Denike and Woo made headlines in December after they appeared in a video posted by an American anti-gay-marriage group. In it, they discuss their concerns about Out in Schools, a local anti-homophobia program.

When the video came to light, Denike told Xtra that he did not know it was shot for an anti-gay-marriage group. He sought legal advice and now says the video, which was partially shot on VSB property and used in the anti-gay-marriage group’s fundraising campaign, has been removed.

A second video posted to YouTube on Aug 20 came to public attention 24 hours after the first. It showed Denike and Woo urging potential voters at a Christian Social Concern Fellowship (CSCF) picnic to support them if they want to block the passage of anti-homophobia policy in Vancouver schools.

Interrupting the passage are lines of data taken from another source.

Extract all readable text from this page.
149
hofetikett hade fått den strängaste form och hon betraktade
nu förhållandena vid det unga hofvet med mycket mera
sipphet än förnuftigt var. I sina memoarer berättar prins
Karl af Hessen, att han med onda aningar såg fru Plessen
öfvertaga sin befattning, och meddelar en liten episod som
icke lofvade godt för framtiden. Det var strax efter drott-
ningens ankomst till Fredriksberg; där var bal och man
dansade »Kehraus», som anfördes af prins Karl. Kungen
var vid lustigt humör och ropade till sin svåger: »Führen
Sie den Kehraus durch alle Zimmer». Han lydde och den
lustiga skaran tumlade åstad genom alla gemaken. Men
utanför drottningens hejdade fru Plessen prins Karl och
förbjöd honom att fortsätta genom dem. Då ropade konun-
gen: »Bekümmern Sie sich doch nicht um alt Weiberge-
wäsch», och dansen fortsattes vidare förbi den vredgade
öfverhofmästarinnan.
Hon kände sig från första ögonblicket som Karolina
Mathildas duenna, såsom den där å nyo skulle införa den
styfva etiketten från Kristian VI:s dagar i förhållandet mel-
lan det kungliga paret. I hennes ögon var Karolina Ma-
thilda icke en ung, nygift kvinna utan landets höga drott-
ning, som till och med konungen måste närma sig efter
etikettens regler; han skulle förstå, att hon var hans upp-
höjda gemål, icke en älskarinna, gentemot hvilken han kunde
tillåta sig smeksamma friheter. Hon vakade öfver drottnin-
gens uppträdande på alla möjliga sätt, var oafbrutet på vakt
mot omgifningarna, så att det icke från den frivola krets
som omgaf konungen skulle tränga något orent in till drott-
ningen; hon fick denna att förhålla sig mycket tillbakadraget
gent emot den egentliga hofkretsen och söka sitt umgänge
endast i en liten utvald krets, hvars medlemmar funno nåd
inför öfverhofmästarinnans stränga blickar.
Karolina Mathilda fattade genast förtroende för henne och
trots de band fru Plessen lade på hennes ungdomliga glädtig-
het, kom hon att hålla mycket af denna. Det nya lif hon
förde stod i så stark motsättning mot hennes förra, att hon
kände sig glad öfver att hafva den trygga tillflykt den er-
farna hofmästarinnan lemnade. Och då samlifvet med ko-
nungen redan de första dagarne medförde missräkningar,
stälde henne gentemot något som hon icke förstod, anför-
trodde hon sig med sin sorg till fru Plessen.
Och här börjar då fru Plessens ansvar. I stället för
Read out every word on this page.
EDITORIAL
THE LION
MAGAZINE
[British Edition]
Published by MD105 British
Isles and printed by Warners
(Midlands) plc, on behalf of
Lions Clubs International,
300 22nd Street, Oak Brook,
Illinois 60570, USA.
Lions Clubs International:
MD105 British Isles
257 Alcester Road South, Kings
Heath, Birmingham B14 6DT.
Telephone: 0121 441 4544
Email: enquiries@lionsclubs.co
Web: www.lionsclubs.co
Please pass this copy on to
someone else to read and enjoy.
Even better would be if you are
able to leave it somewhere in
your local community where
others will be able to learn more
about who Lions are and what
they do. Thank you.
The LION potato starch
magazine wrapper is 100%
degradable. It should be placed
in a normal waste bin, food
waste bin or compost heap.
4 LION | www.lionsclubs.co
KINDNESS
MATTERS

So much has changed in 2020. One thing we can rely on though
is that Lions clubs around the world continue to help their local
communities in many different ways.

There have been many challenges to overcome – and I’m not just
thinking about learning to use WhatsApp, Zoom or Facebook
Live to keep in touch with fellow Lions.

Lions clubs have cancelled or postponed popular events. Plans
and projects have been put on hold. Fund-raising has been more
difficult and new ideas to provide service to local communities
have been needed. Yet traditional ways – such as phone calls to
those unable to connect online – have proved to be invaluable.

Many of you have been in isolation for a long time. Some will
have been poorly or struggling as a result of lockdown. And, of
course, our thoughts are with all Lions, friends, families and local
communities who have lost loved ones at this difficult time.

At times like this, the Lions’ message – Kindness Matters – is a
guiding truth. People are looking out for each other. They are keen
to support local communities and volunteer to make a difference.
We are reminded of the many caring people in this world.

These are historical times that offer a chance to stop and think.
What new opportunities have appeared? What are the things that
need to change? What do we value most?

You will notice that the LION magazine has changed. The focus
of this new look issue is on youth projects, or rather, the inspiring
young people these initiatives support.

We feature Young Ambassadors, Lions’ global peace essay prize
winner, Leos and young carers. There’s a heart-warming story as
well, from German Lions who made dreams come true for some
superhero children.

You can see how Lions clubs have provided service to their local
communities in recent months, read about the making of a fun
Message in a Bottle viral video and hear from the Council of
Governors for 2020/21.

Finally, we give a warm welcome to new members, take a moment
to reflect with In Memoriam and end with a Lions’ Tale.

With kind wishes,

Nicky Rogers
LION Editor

The Burnaby school board, which passed such a policy last year, is “a lot worse” than Vancouver, Woo told the picnic three months before last November’s municipal elections. Asked at the CSCF picnic if Vancouver had passed its own anti-homophobia policy, Woo replied on camera, “Not yet.”

Denike told the picnic that Vancouver has only a general anti-discrimination policy — “not to try to protect one particular group.”

The videos led a majority of VSB trustees to denounce Denike and Woo for misrepresenting and undermining public confidence in the board’s anti-homophobia policy, Jan 16.

Langley teachers aren’t the only ones now seeking Denike’s removal from the trustees’ bargaining team.

VSB chair Patti Bacchus says Vancouver teachers sent a letter on Jan 16 asking for Denike’s removal from the bargaining committee and from the BC Public School Employers’ Association (BCPSEA) board of directors.

“Trustees are elected on a promise to ‘ensure success for all students,'” says the letter from Vancouver Teachers’ Federation co-chairs Chris Harris and Debbie Pawluk. “Clearly, the actions of Trustees Denike and Woo contravene the [board’s] policy and are contrary to the district’s avowed commitment to creating a safe and inclusive environment for the entire school community.”

 

Denike says he’s seen the Vancouver teachers’ letter.

“I think it’s interesting and I disagree with it, obviously,” he tells Xtra.

Asked about the Langley teachers’ concern about his willingness to bargain in good faith with the BCTF, Denike says, “I think they’re somewhat different issues. I don’t think I’ve indicated any bias.”

BCTF president Susan Lambert agrees that Denike should be removed, but not for the reason raised by the Langley teachers.

“It has nothing to do with that for me,” Lambert says. “It has to do with the moral and ethical stance he’s taken. It puts kids at risk. In my view, he should not be a trustee.”

Chaddock-Costello says she has drafted a letter to the Langley school board asking it to seek Denike’s removal from the bargaining team. She hopes it will be discussed at the board’s Jan 24 meeting.

The chair of the Langley school board, Wendy Johnson, could not be reached for comment before this story was posted.

Teachers aren’t the only ones calling for Denike’s removal. Grade 10 student Sarah Bercic called for his resignation from the VSB at the Jan 16 meeting where he and Woo were censured.

The next day, Bercic and Grade 12 student Eli Benjamin created a Facebook event page calling for Denike and Woo’s resignations, and offering students and allies a template letter to email the trustees and a petition to sign. As of noon on Jan 20, 455 people say they’re “going to” the event and 98 have signed the petition.

Benjamin welcomes the action by the Langley teachers.

“I’m all for supporting anything like that,” Benjamin says. “I’m moving forward with anything I can do to get him off the board of trustees.”

Benjamin says the student group will be holding a “peaceful protest” outside the VSB’s next meeting Feb 7.

Bacchus says the students’ voices need to be heard. “Their voices are so important,” she says.